Fiber-reinforced thermoplastic, such as fiber-reinforced polypropylene (FRP), is a type of easily moldable thermoplastic used to create a variety of components used primarily in the automotive industry. FRTPs are one of the fastest growing categories in thermoplastic technologies. Basically, their structural properties and low cost per part have enabled FRTPs to replace metal parts in the automotive industry. They are lightweight and possess a higher specific strength and modulus compared to other materials. In industrial setups where mass production is a necessity, injection molding is often used. In parts produced using injection molding, some resin joints must be welded at locations called welds. At welds, the resin is usually oriented perpendicularly to the flow direction. FRTP strength depends strongly on the fiber orientation direction. As such, the weld region strength/weld strength tends to be much lower than it is in other regions; a consequence of the fiber orientation being parallel to the resin.
Consequently, prediction of the FRTP weld strength using finite element method considering the fiber length and fiber orientation has been studied, however, a gap separates the experimental value and the predicted value. Therefore, the factors that determine weld strength cannot truly be identified. In recent publications, certain equations have been seen vital for unravelling the shortfalls encountered in existing theories, nonetheless, some elements of these equations still demand further investigations. Bearing this in mind, Professor Tetsuo Takayama at the Yamagata University in Japan investigated the fiber content dependence on the weld strength of injection molded fiber-reinforced polypropylene (FRP). His work is currently published in the research journal, Mechanics of Materials.
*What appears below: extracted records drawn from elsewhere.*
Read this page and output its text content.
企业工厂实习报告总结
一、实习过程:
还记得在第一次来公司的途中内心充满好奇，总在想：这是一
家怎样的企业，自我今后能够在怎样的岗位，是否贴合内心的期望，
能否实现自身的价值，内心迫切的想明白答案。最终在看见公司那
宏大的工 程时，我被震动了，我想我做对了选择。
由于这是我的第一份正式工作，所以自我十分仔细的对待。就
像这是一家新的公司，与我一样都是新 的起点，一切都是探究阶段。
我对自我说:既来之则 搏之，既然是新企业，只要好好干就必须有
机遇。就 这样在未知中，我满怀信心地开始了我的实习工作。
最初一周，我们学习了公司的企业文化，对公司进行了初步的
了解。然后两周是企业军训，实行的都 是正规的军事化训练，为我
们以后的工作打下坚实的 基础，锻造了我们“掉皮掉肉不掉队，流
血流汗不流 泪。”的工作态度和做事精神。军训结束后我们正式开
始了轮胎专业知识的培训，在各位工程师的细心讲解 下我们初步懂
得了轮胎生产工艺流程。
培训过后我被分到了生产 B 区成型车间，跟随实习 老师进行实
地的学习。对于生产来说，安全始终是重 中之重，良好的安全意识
In this view, Professor Tetsuo Takayama prepared FRTPs with polypropylene as matrix, FRPs, by changing the fiber content and fiber type. Next, he evaluated the weld strengths of the injection molded products. Finally, from the comparison of the experimental results with the calculated results obtained using the conventional equation, he assessed the validity of the current theory on the fiber content dependence and modified the conventional equation.
The author observed that the FRP weld strength tended to decrease as the fiber content increased. This tendency was confirmed irrespective of the fiber type. Moreover, he identified that the conventional theoretical formulas were insufficient to predict this trend. Therefore, the conventional equation was corrected to an equation that incorporates the fiber content dependence in the thermal expansion strain term.
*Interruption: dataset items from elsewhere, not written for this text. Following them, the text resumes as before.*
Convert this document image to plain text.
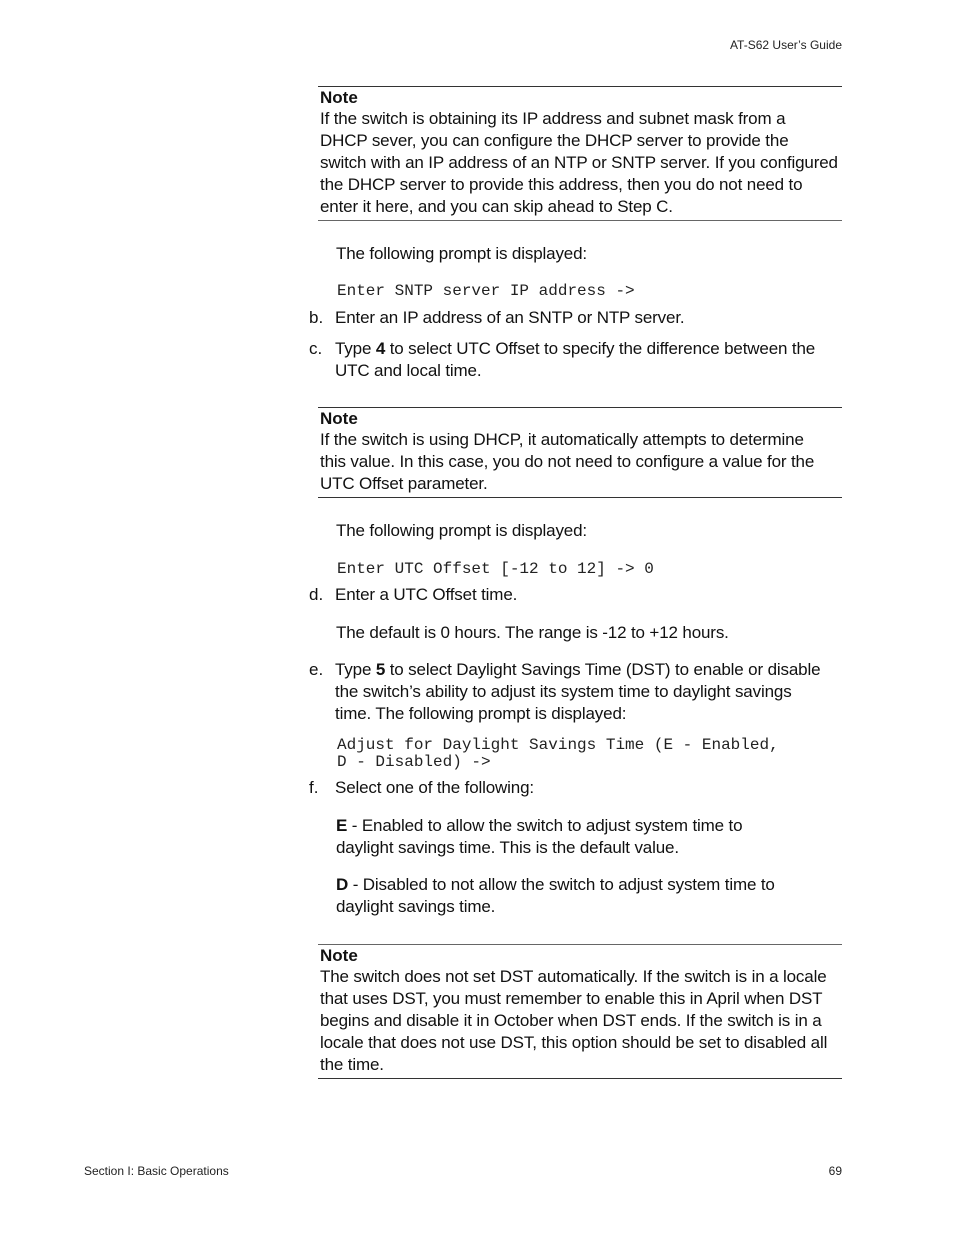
AT-S62 User’s Guide
Note
If the switch is obtaining its IP address and subnet mask from a
DHCP sever, you can configure the DHCP server to provide the
switch with an IP address of an NTP or SNTP server. If you configured
the DHCP server to provide this address, then you do not need to
enter it here, and you can skip ahead to Step C.
The following prompt is displayed:
Enter SNTP server IP address ->
b. Enter an IP address of an SNTP or NTP server.
c. Type 4 to select UTC Offset to specify the difference between the
UTC and local time.
Note
If the switch is using DHCP, it automatically attempts to determine
this value. In this case, you do not need to configure a value for the
UTC Offset parameter.
The following prompt is displayed:
Enter UTC Offset [-12 to 12] -> 0
d. Enter a UTC Offset time.
The default is 0 hours. The range is -12 to +12 hours.
e. Type 5 to select Daylight Savings Time (DST) to enable or disable
the switch’s ability to adjust its system time to daylight savings
time. The following prompt is displayed:
Adjust for Daylight Savings Time (E - Enabled,
D - Disabled) ->
f. Select one of the following:
E - Enabled to allow the switch to adjust system time to
daylight savings time. This is the default value.
D - Disabled to not allow the switch to adjust system time to
daylight savings time.
Note
The switch does not set DST automatically. If the switch is in a locale
that uses DST, you must remember to enable this in April when DST
begins and disable it in October when DST ends. If the switch is in a
locale that does not use DST, this option should be set to disabled all
the time.
Section I: Basic Operations	69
In summary, the FRP weld strength dependence on fiber content was investigated. The results obtained suggested a negative correlation between the fiber content and weld strength. In fact, in an interview with Advances in Engineering, Professor Takayama highlighted that the experimentally obtained results clarified that the FRP weld strength could be determined by the residual strain derived from thermal deformation during molding processing and the interaction force between the fiber and the matrix. Remarkably, by adding the term of interface interaction, the researcher was able to reproduced the FRP weld strength dependence on fiber contents.
T. Takayama. Weld strength of injection molded short fiber reinforced polypropylene. Mechanics of Materials, volume 136 (2019) page 103064.